Case 295: Manual of CTO PCI - HDR to the rescue

A patient with 3-vessel coronary artery disease (CTO of the proximal LAD and the proximal RCA and 90% proximal circumflex) was referred for PCI after being turned down for CABG due to a prior stroke. Left ventricular ejection was 45% with viability in all myocardial territories. We decided to recanalize the proximal circumflex and the LAD CTO. We inserted an Impella CP device through right femoral access (single access technique). The circumflex was wired and predilated. Aortic pulsatility was lost with every balloon inflation. We used a SuperCross 120 microcatheter and a Gaia Next 2 wire to enter into the LAD occlusion. We tried to knuckle a Gladius Mongo and a Fielder XT guidewire without success. We did HDR (hydrodynamic recanalization), followed by advancement of a Gladius Mongo wire into a septal branch. Surfing of the branch and contrast-guided attempts failed to cross the septal. Another Gladius Mongo was knuckled to the mid LAD, followed by multiple unsuccessful attempts to re-enter with a Stingray balloon and multiple guidewires.
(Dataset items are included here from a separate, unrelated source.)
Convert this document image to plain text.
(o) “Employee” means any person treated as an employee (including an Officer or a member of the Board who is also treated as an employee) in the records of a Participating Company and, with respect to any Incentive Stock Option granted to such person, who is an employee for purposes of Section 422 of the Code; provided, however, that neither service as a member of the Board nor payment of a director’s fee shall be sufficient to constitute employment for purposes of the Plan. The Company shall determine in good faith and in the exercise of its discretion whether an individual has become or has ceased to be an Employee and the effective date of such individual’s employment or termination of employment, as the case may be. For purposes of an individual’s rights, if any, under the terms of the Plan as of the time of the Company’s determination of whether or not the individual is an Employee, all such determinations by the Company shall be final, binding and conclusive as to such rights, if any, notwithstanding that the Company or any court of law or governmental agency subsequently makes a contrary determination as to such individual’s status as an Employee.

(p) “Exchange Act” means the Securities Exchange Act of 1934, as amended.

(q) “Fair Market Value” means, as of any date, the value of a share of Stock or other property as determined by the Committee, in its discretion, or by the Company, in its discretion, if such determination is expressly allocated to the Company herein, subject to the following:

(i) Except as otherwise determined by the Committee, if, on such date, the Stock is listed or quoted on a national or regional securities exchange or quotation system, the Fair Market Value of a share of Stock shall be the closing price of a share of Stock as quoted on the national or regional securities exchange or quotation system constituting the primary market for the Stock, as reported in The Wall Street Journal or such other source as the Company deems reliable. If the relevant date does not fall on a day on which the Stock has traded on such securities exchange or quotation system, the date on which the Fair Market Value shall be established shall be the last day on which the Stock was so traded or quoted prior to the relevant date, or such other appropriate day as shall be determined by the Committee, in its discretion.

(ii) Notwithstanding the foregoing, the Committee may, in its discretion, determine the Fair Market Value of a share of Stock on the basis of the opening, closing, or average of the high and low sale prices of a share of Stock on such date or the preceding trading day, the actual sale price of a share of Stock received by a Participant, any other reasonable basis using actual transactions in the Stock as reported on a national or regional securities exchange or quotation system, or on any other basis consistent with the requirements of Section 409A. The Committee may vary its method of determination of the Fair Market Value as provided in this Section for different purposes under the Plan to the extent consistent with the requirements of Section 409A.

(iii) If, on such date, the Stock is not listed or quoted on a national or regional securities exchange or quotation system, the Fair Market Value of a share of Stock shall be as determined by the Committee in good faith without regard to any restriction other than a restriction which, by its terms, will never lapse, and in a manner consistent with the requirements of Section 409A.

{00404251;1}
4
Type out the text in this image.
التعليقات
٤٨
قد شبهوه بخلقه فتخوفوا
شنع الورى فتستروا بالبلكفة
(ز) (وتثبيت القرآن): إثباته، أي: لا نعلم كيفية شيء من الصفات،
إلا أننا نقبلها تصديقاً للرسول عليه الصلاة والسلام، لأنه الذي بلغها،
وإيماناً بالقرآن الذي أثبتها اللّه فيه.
We decided to stop the procedure and contemplated doing investment. As a last attempt we redirected the Sion black wire that was in the septal branch and it went into the diagonal. Using this wire and a Sasuke microcatheter we advanced another wire into the septal. Eventually using a Sasuke microcatheter over the septal wire, a workhorse wire was advanced into the true lumen in the distal LAD. The LAD and the circumflex were successfully stented using the DK crush technique.